The Risk of Major Adverse Kidney Events After AKI: A Systematic Review and Meta-Analysis

Session Information

Category: Acute Kidney Injury

  • 102 AKI: Clinical, Outcomes, and Trials


  • See, Emily J., Princess Alexandra Hospital, Greenslopes, Queensland, Australia
  • Jayasinghe, Kushani C., Monash Health, Clayton, New South Wales, Australia
  • Johnson, David W., Princess Alexandra Hospital, Greenslopes, Queensland, Australia
  • Polkinghorne, Kevan, Monash Medical Centre and Monash University, Melbourne, Victoria, Australia
  • Toussaint, Nigel David, The Royal Melbourne Hospital, Parkville, Victoria, Australia

Acute kidney injury (AKI) is a common consequence of acute illness and is associated with high morbidity and mortality. Robust estimates of the long-term outcomes of AKI, using consensus definitions of exposure, are needed to inform clinical practice and guide optimal allocation of healthcare resources.
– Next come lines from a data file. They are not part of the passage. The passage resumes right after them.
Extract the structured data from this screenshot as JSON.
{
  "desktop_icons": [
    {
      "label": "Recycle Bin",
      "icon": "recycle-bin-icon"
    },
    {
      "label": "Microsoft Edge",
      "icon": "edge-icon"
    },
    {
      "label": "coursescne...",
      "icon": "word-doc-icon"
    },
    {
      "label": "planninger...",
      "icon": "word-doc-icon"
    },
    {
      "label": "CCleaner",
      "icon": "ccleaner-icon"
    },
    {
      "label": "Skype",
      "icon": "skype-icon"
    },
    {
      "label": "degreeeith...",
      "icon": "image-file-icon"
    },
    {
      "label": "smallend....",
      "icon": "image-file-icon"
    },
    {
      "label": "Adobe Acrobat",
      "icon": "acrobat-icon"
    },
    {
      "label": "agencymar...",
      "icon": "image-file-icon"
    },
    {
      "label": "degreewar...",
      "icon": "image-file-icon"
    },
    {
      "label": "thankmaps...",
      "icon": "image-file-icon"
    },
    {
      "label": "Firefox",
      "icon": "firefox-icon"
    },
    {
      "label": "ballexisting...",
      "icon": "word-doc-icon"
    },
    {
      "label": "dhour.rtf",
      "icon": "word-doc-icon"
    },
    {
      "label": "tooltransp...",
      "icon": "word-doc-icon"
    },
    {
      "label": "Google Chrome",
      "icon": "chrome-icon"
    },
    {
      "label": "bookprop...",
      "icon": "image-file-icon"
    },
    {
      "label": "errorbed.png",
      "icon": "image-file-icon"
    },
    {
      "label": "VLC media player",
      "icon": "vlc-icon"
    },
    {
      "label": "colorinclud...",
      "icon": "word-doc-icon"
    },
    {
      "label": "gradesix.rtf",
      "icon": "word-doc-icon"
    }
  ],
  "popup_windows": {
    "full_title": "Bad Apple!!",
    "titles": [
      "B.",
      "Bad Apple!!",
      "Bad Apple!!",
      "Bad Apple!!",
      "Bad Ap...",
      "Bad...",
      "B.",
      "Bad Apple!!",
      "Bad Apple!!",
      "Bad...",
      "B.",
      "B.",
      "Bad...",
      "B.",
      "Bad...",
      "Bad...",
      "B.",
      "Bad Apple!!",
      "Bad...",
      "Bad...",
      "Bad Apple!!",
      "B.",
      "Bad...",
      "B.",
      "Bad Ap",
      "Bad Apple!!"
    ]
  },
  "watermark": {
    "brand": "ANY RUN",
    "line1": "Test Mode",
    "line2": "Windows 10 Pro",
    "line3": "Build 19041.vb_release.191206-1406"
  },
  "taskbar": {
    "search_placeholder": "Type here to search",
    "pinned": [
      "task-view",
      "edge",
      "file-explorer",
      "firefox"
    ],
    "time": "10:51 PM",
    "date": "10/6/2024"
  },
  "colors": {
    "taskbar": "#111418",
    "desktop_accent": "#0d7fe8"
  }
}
A systematic search was performed through EMBASE, MEDLINE, and grey literature sources to identify cohort studies reporting an association between AKI and chronic kidney disease (CKD), end-stage kidney disease (ESKD) or death. All studies published between 2004 and 2018 involving hospitalised adults were eligible if they defined AKI according to consensus definitions (RIFLE, AKIN, or KDIGO), included a non-AKI control group, and followed patients for at least 1 year. Risk of bias was assessed using the Newcastle-Ottawa Scale. Random effects meta-analysis was used to combine adjusted hazard ratios between studies. Subgroup, sensitivity and meta-regression analyses were performed to investigate potential sources of heterogeneity.
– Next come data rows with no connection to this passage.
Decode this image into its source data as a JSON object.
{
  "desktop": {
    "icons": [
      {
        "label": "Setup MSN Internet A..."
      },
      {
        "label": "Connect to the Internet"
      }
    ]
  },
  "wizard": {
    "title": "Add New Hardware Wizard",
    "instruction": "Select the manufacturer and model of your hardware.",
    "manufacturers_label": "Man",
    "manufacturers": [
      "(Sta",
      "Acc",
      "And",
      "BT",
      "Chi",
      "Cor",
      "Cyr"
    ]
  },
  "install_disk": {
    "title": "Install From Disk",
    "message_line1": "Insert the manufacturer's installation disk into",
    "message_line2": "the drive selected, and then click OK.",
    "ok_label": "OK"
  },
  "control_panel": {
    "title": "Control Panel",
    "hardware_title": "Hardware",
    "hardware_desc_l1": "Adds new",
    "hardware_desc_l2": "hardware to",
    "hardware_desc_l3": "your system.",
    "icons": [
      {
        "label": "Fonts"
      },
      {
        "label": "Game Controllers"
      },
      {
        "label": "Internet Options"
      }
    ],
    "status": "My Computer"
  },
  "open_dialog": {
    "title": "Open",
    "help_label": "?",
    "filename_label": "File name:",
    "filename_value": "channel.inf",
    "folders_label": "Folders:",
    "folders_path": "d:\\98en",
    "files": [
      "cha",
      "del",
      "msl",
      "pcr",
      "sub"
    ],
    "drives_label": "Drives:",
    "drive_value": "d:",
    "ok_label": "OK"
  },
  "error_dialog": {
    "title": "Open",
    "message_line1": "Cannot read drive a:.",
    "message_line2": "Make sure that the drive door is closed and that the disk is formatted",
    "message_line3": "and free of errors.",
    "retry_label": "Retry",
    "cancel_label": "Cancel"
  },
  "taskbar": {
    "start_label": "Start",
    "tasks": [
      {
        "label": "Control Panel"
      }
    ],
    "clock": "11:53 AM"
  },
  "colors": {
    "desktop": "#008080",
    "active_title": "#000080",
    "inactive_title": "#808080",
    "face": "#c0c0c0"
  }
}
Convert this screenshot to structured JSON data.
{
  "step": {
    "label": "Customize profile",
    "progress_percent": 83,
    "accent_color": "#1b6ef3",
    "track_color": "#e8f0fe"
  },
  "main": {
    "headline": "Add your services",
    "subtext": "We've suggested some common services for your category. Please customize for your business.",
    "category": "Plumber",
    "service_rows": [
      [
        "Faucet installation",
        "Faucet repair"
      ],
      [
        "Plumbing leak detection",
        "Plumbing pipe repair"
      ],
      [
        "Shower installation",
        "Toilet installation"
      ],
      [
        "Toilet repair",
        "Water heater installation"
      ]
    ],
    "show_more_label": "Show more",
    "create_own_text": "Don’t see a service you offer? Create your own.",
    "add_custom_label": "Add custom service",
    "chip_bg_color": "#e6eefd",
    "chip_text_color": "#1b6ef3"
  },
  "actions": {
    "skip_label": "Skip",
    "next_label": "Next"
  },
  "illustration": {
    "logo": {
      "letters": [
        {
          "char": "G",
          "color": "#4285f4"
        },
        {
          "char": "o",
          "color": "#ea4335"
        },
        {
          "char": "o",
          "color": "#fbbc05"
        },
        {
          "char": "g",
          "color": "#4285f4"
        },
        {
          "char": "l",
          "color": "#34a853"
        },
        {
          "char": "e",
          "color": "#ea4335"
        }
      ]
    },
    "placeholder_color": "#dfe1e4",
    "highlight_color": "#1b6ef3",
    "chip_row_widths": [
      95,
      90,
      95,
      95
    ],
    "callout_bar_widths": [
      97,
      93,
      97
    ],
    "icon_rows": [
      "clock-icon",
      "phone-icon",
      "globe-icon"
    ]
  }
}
The systematic search retrieved 6369 citations, of which 81 studies comprising more than 2 million participants were eligible for inclusion. One-third of studies were in cardiovascular surgery patients and one-third were performed in Europe. Reporting of methods was incomplete in many studies. The most common sources of bias were poor representativeness of patient cohorts, and insufficient duration and completeness of follow up. Funnel plot asymmetry reflected a lack of small studies with negative effects.
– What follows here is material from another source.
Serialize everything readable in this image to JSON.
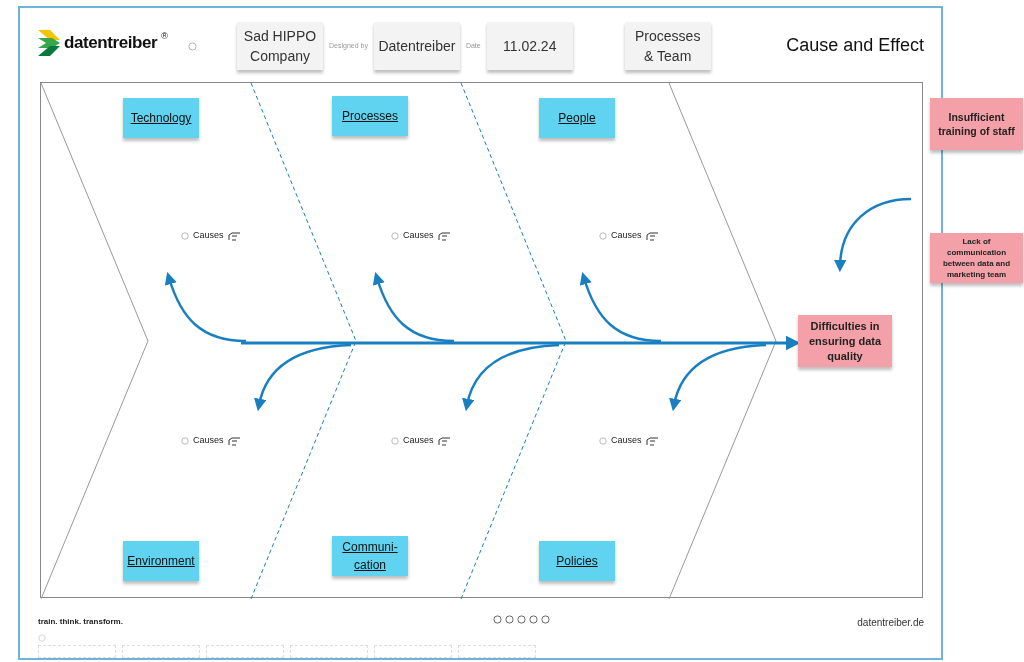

AKI was associated with a significantly increased risk of death across all subgroups: angiography (HR 3.07, 95%CI 2.12-4.46), cardiovascular surgery (HR 1.75, 95%CI 1.55-1.98), intensive care (HR 1.47, 95%CI 1.32-1.65), and hospital (HR 1.41, 95%CI 1.26-1.56). The risk of death increased from stage 1 (HR 1.35, 95%CI 1.27-1.44) to stage 3 (HR 2.76, 95%CI 2.28-3.35). AKI was associated with increased risks of CKD (HR 2.86, 95%CI 2.09-3.91) and ESKD (HR 4.81, 95%CI 3.04-7.62). Heterogeneity between studies was high.


AKI was associated with inferior long-term survival and an increased risk of adverse renal outcomes. The risk of a poort outcome increased with greater AKI severity. Patients undergoing angiography and cardiovascular surgery were at greatest risk.